McDonald noted that the study was a retrospective analysis of previously collected data and therefore cannot say with certainty what caused the improved outcomes. “But we can make really educated guesses as to why we’re getting better,” he said.
Those educated guesses involve changes to clinical practice driven by ongoing research at Fred Hutch and elsewhere, including:
- Improved methods to prevent, detect and treat the viral, fungal and bacterial infections that threaten immuno-compromised transplant patients
- Before transplant, identification of patients at high risk for fatal complications
- The use of less-toxic chemotherapy and radiation regimens to prepare patients for transplant, especially for those at high risk
- Advances in the prevention of graft-vs.-host disease, or GVHD, where donor immune cells attack a patient’s organs
- Lower doses of the immunosuppressive drug prednisone to treat GVHD, which has led to fewer infections
Next steps
Looking ahead, McDonald thinks further clinical research by infectious disease experts and medical specialists in liver, kidney and pulmonary disease will help drive down the risk of death from transplant-related complications into the single digits.

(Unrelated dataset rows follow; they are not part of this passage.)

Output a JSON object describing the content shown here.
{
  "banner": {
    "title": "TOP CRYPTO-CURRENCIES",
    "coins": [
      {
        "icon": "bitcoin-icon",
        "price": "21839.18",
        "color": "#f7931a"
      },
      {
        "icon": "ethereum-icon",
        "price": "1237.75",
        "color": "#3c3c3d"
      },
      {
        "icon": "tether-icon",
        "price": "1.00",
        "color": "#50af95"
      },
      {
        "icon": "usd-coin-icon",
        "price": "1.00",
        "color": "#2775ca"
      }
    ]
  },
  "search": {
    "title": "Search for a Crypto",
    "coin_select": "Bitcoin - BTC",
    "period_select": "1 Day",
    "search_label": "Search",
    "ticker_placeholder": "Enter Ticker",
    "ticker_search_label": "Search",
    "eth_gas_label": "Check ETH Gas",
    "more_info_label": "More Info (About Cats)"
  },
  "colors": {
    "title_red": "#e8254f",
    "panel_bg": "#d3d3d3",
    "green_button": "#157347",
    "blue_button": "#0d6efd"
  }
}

That would help accelerate bone marrow transplantation’s practice far beyond the realm of cancer treatment, said Fred Appelbaum, MD, Fred Hutch’s executive vice president and deputy director and a world leader in the research and treatment of blood cancers.
“If we can bring the risk of non-relapse mortality to almost zero, which we are rapidly approaching, that makes transplantation a viable option for nearly any disease of the immune system,” he said. That would include autoimmune disorders like scleroderma, multiple sclerosis and Crohn’s disease. And the procedure could be combined with organ transplants to sharply reduce the risk of rejections, he said.

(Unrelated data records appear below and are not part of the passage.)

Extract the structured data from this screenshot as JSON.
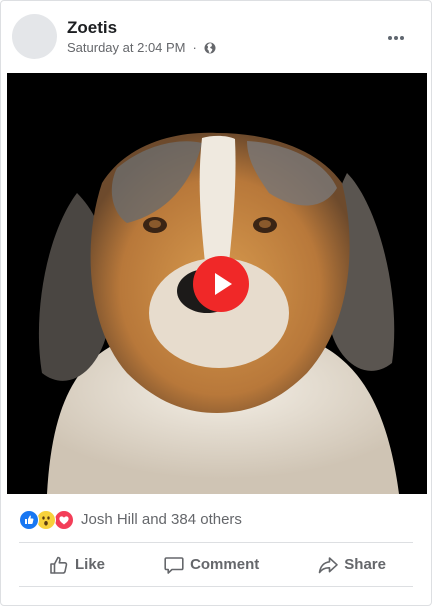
{
  "post": {
    "page_name": "Zoetis",
    "timestamp": "Saturday at 2:04 PM",
    "separator": "·",
    "privacy_icon": "globe-icon",
    "more_icon": "more-horizontal-icon"
  },
  "media": {
    "type": "video",
    "play_icon": "play-icon"
  },
  "reactions": {
    "icons": [
      "like-reaction-icon",
      "wow-reaction-icon",
      "love-reaction-icon"
    ],
    "summary": "Josh Hill and 384 others"
  },
  "actions": {
    "like_label": "Like",
    "comment_label": "Comment",
    "share_label": "Share"
  },
  "colors": {
    "primary_text": "#1c1e21",
    "secondary_text": "#65676b",
    "divider": "#dddfe2",
    "play_button": "#f02828",
    "like_blue": "#1877f2",
    "love_red": "#f33e58",
    "wow_yellow": "#f7d13b"
  }
}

“These continued gains (in non-relapse mortality) would open the door to many other possibilities,” Appelbaum said.
The tougher challenge will be preventing relapse. But there are grounds for optimism, said Fred Hutch’s Brenda Sandmaier, MD, a physician-scientist and study author.
“Now that we have significantly reduced non-relapse mortality, we have a platform to implement different treatments that more specifically target the cancer,” she said. “In another 10 years, (the relapse rate) should and will go down.”
Sandmaier outlined several avenues of research designed to reduce deaths related to relapse of blood cancer:
- New targeted therapies that inhibit molecules involved in disease are being tested in clinical trials to prevent the regrowth of cancer after transplant
- Novel pre-transplant preparative regimens such as radioimmunotherapy — which delivers a radioactive punch to cancer cells with little to no damage to surrounding healthy tissue — can reduce disease before transplant
- New cellular therapies, such as CAR T-cell therapy, could also eliminate disease before transplant
It remains to be seen if these and other areas of research will help reduce deaths related to relapse of cancer in line with those from transplant-related complications. Still, Appelbaum, who helped develop Fred Hutch’s Bone Marrow Transplant Program, is amazed at how far the transplant field has come.
“Back in the early 1970s, we thought it would be unrealistic for anyone under 35, even a healthy Marine, to survive a bone marrow transplant,” he said. “The toxicities were too harsh. Now, we transplant people over 70 using mismatched unrelated donors. The progress we have made is just amazing.”
Grants from the National Institutes of Health supported this research.